At IRSOL, we congratulate  Dr. José Roberto Canivete Cuissa for his splendid achievements!

From left to right, Prof. Ravit Helled (academic supervisor), Dr. José Roberto Canivete Cuissa Dr.Oskar Steiner (research co-supervisor).

USI’s first PhD in cooperation with IRSOL

On August 8, Simone Riva, a doctoral student at the Faculty of Informatics of the Università della Svizzera italiana, successfully defended his PhD thesis at USI. This is the first PhD awarded by USI within the framework of a cooperation with the Istituto ricerche solari Aldo e Cele Daccò (IRSOL). Dr. Riva developed his research under the supervision of Dr. Luca Belluzzi and Prof. Rolf Krause and will continue his studies as a postdoc within the scientific cooperation between IRSOL and USI.

Simone Riva focused his activity on the development of high-perforance-computing techniques, needed to model with unprecedented accuracy the intensity and polarization of particular lines of the solar spectrum, which encode precious information on important phenomena taking place in the chromosphere, i.e. the layer above the solar surface visible to the human eye, and on the boundary between the chromosphere and the outermost region, the corona.
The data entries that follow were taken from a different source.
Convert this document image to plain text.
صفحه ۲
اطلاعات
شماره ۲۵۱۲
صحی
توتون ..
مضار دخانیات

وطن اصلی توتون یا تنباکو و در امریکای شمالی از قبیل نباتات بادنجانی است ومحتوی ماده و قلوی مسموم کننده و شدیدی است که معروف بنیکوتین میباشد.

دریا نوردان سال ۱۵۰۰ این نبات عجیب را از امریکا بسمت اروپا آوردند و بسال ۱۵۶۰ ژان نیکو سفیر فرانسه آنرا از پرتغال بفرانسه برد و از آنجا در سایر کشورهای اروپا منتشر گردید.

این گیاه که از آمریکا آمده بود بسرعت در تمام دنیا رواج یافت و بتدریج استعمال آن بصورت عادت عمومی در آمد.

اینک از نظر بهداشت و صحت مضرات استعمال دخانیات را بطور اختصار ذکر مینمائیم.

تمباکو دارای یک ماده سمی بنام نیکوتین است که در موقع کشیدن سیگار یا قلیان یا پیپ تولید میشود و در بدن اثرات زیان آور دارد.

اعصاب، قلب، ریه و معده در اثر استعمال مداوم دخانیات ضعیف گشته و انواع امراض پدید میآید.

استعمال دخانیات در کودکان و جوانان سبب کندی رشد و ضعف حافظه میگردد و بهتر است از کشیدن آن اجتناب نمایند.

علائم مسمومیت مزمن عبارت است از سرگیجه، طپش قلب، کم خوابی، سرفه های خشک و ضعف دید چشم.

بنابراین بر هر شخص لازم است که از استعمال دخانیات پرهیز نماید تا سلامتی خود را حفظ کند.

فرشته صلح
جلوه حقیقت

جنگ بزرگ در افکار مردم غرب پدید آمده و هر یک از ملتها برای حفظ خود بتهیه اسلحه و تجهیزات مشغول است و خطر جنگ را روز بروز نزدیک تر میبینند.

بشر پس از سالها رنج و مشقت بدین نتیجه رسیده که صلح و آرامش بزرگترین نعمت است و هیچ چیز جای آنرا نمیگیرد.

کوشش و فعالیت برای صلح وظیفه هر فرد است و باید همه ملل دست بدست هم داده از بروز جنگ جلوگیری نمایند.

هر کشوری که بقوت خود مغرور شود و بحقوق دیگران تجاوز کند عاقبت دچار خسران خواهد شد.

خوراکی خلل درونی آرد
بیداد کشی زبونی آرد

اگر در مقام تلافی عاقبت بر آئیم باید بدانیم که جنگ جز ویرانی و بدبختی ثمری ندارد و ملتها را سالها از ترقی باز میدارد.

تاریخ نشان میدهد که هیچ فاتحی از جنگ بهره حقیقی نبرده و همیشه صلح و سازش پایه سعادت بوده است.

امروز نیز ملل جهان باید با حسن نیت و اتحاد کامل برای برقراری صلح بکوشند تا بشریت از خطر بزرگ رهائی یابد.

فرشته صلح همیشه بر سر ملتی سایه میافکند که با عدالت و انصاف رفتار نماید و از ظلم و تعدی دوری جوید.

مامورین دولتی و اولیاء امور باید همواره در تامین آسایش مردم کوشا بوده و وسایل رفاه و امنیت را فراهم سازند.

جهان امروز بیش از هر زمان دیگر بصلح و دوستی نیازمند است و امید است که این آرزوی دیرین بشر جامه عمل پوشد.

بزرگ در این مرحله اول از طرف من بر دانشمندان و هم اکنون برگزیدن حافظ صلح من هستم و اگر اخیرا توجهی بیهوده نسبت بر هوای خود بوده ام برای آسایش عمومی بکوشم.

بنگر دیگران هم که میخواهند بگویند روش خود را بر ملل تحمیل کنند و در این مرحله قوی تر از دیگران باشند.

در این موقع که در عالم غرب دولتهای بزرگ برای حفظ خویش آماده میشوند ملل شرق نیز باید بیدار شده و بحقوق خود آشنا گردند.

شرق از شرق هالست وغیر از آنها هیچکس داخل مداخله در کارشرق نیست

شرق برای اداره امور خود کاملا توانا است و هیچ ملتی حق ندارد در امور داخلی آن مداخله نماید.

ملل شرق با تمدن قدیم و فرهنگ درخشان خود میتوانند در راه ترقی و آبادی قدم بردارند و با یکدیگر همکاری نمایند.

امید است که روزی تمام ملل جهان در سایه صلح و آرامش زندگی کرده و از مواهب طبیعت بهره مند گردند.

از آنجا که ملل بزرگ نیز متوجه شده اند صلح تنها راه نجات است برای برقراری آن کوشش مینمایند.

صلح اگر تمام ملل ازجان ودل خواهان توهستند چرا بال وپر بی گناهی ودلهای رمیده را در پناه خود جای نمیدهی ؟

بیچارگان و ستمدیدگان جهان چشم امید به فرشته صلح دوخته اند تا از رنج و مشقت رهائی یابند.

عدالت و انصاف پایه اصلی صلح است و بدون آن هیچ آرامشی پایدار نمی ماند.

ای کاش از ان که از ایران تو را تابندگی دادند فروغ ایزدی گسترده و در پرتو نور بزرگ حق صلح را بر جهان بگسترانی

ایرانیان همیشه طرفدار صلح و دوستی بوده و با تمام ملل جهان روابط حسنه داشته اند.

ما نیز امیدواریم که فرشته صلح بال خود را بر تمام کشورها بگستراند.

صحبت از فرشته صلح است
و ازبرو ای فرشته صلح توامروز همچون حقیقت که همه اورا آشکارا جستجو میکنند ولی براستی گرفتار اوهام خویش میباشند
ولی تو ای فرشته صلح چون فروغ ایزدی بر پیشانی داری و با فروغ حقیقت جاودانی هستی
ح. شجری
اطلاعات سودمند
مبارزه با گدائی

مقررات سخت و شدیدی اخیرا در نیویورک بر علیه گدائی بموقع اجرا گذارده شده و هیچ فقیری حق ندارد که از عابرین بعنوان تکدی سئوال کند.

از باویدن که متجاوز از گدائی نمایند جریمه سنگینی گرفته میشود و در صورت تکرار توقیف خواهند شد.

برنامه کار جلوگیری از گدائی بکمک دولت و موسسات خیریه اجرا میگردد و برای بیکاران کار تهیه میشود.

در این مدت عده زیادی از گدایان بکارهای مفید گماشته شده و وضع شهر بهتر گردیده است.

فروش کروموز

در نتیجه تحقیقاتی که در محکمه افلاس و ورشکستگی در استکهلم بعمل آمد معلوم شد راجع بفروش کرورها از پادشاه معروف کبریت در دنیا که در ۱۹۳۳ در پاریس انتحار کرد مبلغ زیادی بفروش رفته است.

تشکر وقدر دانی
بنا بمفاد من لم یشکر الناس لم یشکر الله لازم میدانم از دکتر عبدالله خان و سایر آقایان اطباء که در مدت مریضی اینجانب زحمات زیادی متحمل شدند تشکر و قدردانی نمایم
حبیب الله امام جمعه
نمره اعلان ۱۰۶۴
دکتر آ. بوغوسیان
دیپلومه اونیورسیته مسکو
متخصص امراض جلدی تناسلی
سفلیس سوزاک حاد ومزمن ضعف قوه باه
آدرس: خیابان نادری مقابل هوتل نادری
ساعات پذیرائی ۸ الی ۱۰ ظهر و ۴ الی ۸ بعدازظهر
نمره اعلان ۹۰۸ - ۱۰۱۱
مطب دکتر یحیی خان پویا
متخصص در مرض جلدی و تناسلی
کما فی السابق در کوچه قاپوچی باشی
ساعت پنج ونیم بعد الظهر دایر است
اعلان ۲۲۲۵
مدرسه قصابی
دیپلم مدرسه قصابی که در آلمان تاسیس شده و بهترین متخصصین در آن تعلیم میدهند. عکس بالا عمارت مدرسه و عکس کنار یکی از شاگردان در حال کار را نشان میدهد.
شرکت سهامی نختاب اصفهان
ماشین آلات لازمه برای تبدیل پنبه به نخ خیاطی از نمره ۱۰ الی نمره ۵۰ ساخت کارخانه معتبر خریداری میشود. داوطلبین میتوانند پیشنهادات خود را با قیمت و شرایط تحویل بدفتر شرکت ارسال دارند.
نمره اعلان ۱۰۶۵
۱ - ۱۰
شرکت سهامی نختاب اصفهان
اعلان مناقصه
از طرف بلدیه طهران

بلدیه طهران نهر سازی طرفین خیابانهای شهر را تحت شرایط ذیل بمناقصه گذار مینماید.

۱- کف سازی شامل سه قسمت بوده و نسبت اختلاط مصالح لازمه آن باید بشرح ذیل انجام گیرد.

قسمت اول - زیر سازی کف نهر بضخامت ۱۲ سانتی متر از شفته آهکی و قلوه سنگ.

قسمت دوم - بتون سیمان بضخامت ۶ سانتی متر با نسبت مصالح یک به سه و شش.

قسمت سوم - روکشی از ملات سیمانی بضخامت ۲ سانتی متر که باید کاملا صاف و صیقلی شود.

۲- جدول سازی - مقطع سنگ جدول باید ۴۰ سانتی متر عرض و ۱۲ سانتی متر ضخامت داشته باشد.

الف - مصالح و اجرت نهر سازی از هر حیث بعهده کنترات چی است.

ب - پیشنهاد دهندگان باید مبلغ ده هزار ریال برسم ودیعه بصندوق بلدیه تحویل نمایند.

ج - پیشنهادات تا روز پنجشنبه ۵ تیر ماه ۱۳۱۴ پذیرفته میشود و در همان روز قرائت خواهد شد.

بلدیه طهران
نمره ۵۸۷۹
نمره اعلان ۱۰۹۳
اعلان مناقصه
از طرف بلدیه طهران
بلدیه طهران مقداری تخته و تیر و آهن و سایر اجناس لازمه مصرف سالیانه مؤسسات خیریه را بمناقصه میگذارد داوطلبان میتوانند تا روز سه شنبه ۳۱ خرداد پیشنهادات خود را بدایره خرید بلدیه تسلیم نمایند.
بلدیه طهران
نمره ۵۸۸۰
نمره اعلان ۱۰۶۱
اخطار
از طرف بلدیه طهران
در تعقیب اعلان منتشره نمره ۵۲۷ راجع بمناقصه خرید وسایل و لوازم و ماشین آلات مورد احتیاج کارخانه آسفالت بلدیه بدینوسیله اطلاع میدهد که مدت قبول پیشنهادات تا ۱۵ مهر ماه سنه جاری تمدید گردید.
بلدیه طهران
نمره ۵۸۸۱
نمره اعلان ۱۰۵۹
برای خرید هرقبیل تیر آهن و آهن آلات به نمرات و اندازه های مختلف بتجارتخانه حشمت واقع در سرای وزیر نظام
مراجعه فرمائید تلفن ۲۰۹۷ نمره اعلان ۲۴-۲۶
The modeling of these lines requires considerable computing power and had so far been performed by applying some simplifying approximations. After initial tests, the algorithms developed by Dr Riva proved to be perfectly suitable to perform applications in state-of-the-art three-dimensional models of the solar atmosphere, and revealed artefacts and inaccuracies produced by the previous simplifications.
The computational tools developed in this thesis open up unprecedented possibilities to access the wealth of information encoded in the new spectro-polarimetric observations of the solar chromosphere, carried out both from ground and from space.

“We at IRSOL are very thankful to USI for this opportunity to advise students in their research projects and open for them opportunities to space and solar research using advanced computational methods and facilities available at USI”, commented Prof. Svetlana Berdyugina, director of IRSOL, adjunct professor at the USI Faculty of Informatics and a chair of the examination committee.

From left to right, Prof. Krause, Dr. Belluzzi and Dr. Riva (photo Dr. Franziska Zeuner).